Click on the base DN in the LDAP Browser
on the left side with the right mouse button to open the context menu. Choose New > New Entry
.
In the dialog choose Create entry from scratch
and press the Next
button.
In the following page you can define which classes your LDAP entry should inherit.
Minimum user
The minimum for an user is organizationalRole
and simpleSecurityObject
. Press Next
when you finished adding the classes.
In this page you have to configure the distinguished name of the entry. This is the unique identifier of the entry in the LDAP directory.
We use the cn
(common name) attribute.
As we have defined the simpleSecurityObject
for our entry, the Apache Directory Studio opens now a password dialog as that class defines a password attribute.
Enter a password and a password verification, then press OK
.
Now you'll see our new entry. It isn't yet stored in the LDAP and we can define more attributes, if needed. Pressing the Finish
button will store the entry in the directory.
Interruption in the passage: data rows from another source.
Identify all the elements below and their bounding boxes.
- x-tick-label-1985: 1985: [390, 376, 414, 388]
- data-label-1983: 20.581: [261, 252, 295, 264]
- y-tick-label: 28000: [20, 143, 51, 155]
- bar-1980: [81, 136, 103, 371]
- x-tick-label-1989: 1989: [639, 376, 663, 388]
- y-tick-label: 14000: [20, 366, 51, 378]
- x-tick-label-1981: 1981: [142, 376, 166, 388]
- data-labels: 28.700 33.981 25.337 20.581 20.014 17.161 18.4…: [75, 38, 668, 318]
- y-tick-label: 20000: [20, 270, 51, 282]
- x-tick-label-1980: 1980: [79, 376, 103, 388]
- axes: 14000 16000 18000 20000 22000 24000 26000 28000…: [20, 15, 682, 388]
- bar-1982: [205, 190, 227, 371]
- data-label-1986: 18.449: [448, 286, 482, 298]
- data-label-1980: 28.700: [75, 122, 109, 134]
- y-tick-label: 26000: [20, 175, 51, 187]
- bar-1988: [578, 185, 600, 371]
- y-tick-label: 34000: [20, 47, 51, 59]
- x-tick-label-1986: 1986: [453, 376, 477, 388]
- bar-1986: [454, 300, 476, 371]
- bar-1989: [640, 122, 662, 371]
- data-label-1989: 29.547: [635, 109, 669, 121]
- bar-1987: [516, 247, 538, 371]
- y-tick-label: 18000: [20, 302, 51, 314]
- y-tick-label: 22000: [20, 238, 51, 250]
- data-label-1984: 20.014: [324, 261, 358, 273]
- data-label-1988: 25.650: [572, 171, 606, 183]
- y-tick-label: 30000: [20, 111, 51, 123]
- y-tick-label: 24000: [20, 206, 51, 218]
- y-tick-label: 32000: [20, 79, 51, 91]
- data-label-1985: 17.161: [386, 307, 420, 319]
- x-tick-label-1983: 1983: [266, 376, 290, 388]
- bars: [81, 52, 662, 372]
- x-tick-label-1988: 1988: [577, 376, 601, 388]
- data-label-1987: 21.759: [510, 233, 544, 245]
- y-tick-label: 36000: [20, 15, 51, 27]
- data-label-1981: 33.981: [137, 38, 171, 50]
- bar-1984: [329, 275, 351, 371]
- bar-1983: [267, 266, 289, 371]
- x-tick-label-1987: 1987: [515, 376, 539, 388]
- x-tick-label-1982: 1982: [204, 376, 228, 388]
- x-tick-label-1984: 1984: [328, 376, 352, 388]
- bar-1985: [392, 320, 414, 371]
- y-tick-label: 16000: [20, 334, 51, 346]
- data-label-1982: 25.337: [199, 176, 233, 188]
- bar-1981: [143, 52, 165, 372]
The new entry will be selected and you can modify it. E.g. double-clicking on the userPassword
attribute will open a password dialog.
You also can create now a second connection to the LDAP directory using cn=john-doe,dc=acme,dc=org
as Bind DN or user
. If you're using that connection, you should be able to verify and modify the password of that user's entry, but e.g. shouldn't be able to see the userPassword
attribute of the administrator's entry (also you should be able to see the administrator's entry and all of its other attributes).
Full-fledged user
As mentioned earlier: Using the classes organizationalRole
and simpleSecurityObject
are the minimum for an user. For a full-fledged user - and I recommend that if you want to try one of my other tutorials - should inherit the classes inetOrgPerson
and simpleSecurityObject
.
Any entry should then look like this:
Attribute | Value / Description |
---|---|
objectClass |
inetOrgPerson |
objectClass |
organizationalPerson |
objectClass |
person |
objectClass |
simpleSecurityObject |
objectClass |
top |
cn |
"Common Name", the name of the user (e.g. John Doe ). Note: Some programs (e.g. Nexus) use that attribute for splitting it up into first name and last name by the first whitespace. So keep that in mind. |
sn |
"Surname", the family name / last name of the user (e.g. Doe ). |
userPassword |
The password, e.g. a SSHA hashed password. |
givenName |
The first name of the user (e.g. John ). |
mail |
The email address of the user (e.g. j.doe@mycompany.com ). |
uid |
The universal ID which should be unique over all users. This is the user-name you have to enter when you're asked for credentials (e.g. j.doe ). |
There are more fields - and you can fill them out, if you want - but those are the minimum.
Conclusion
Setting up a LDAP service and a LDAP directory isn't that hard at all. Any many other programs rely on it (like the user management of Nexus, Bugzilla or Jenkins. So it is an alternative if you're not already using e.g. a Microsoft Active Directory which ships with a built-in LDAP service.
OpenLDAP offers a more elaborated user rights management which I didn't cover in this tutorial (e.g. you can define on which objects users have write access, on which only read access and on which no access at all). Also didn't deal with SSL support. Both maybe subjects of a future tutorial.